Plus de huit cent cinquante mille élèves français doivent cette semaine affronter les épreuves du brevet en application d’une réforme profonde qui menace de bouleverser les résultats traditionnels. Le gouvernement a radicalement revisé la méthodologie d’évaluation, en accordant désormais 60 % de la note aux examens finaux contre 50 % auparavant, et réduisant le contrôle continu à 40 %.
Edouard Geffray, ministre de l’Éducation nationale, a prévenu que ce changement pourrait entraîner une baisse significative du taux de réussite, passant de 85,5 % à environ 75 % cette année. «L’objectif n’est pas de diminuer les succès, mais d’éviter que les élèves ne s’enflamment sur des résultats trop faciles», a-t-il expliqué.
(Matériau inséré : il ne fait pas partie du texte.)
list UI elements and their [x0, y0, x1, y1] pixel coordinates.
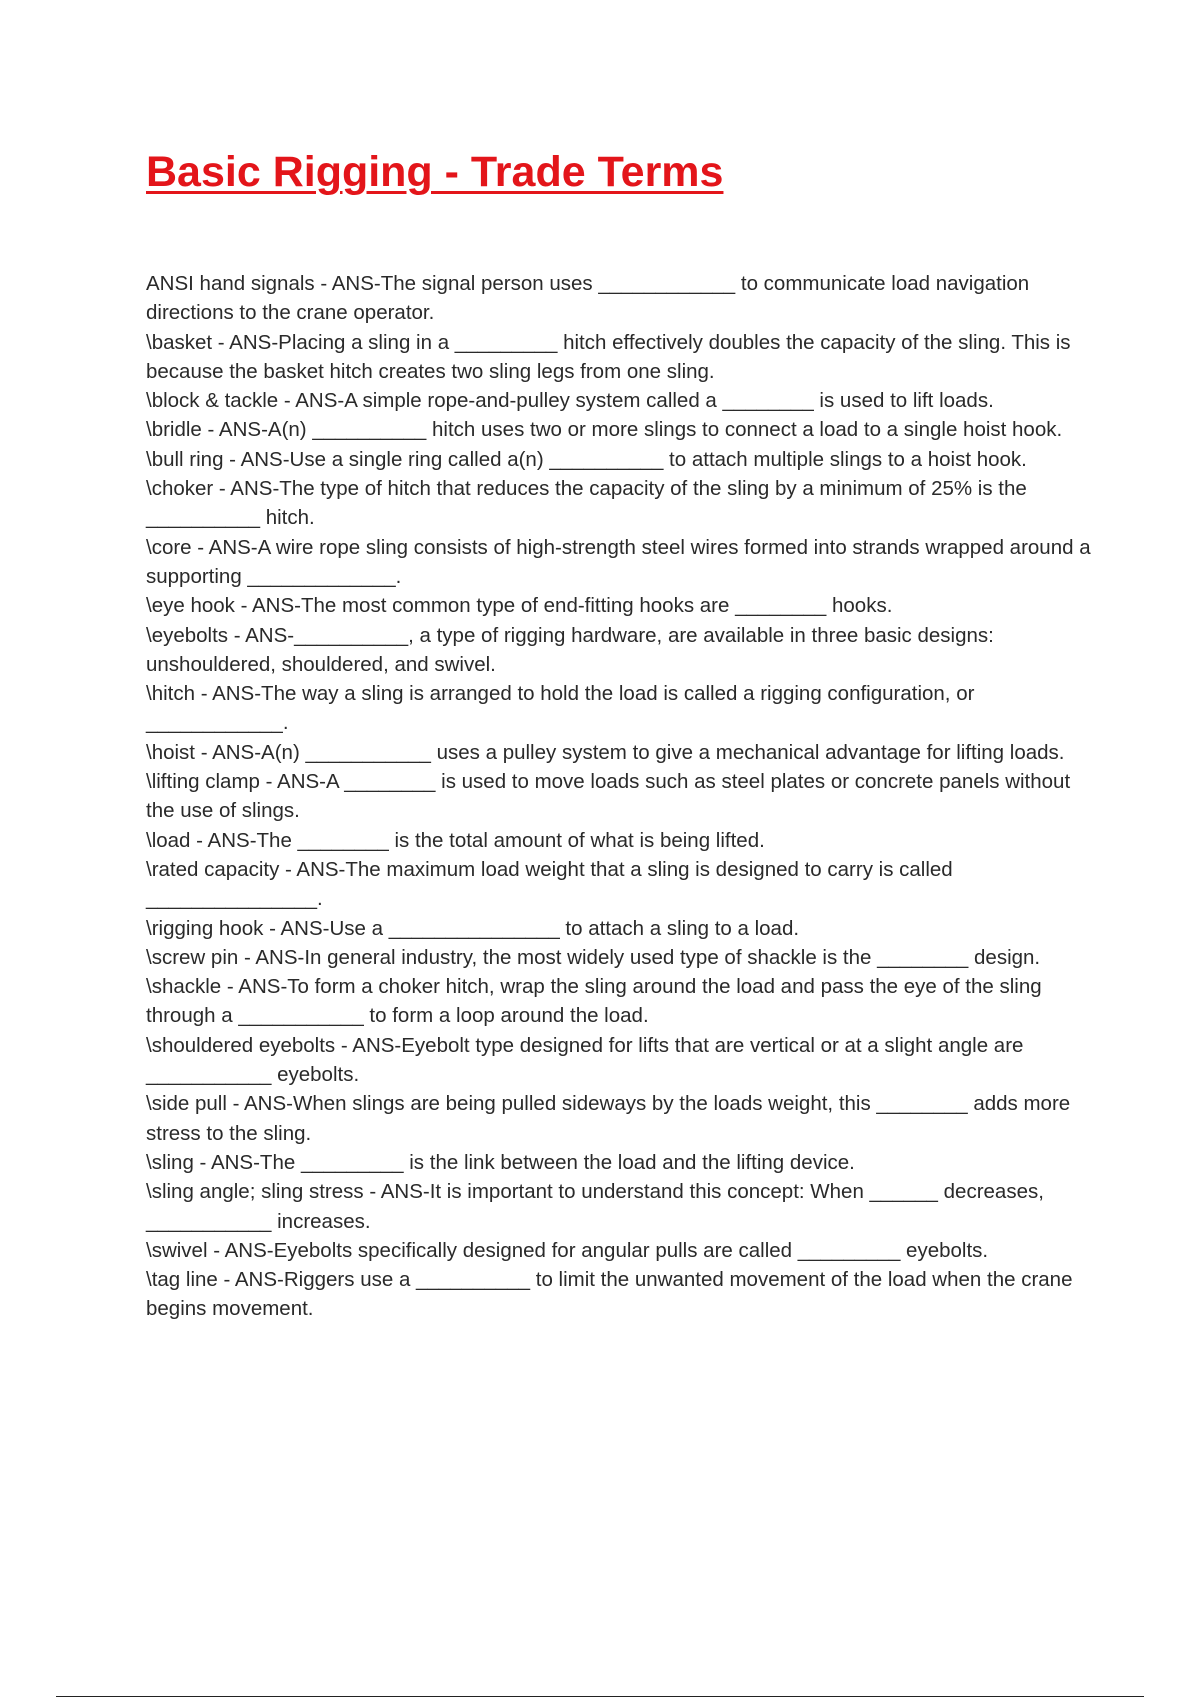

La nouvelle note, calculée sur une échelle de 10/20 au lieu de points sur 800, ainsi que l’introduction d’une partie «automatismes» sans calculatrice en mathématiques, reflètent cette volonté d’imposer des critères plus rigoureux.
Les épreuves sont organisées en trois jours : les sciences lundi après-midi, les mathématiques mardi matin et le français vendredi. Le ministre souligne que ce système vise à corriger le déclin des compétences scolaires, notamment en mathématiques, mais admet aussi la possibilité d’un recul temporaire dans les résultats. «Les élèves ne doivent pas être trompés par une image idéalisée de leurs capacités», a-t-il insisté.
Malgré ces mesures, l’accès à la classe de seconde restera indépendant du brevet, confirmant que le dispositif n’engage pas les élèves dans un processus d’exclusion. Le gouvernement poursuivra son engagement pour renforcer les standards éducatifs via des programmes ciblés, mais l’impact immédiat de la réforme sur la réussite scolaire est désormais une question centrale.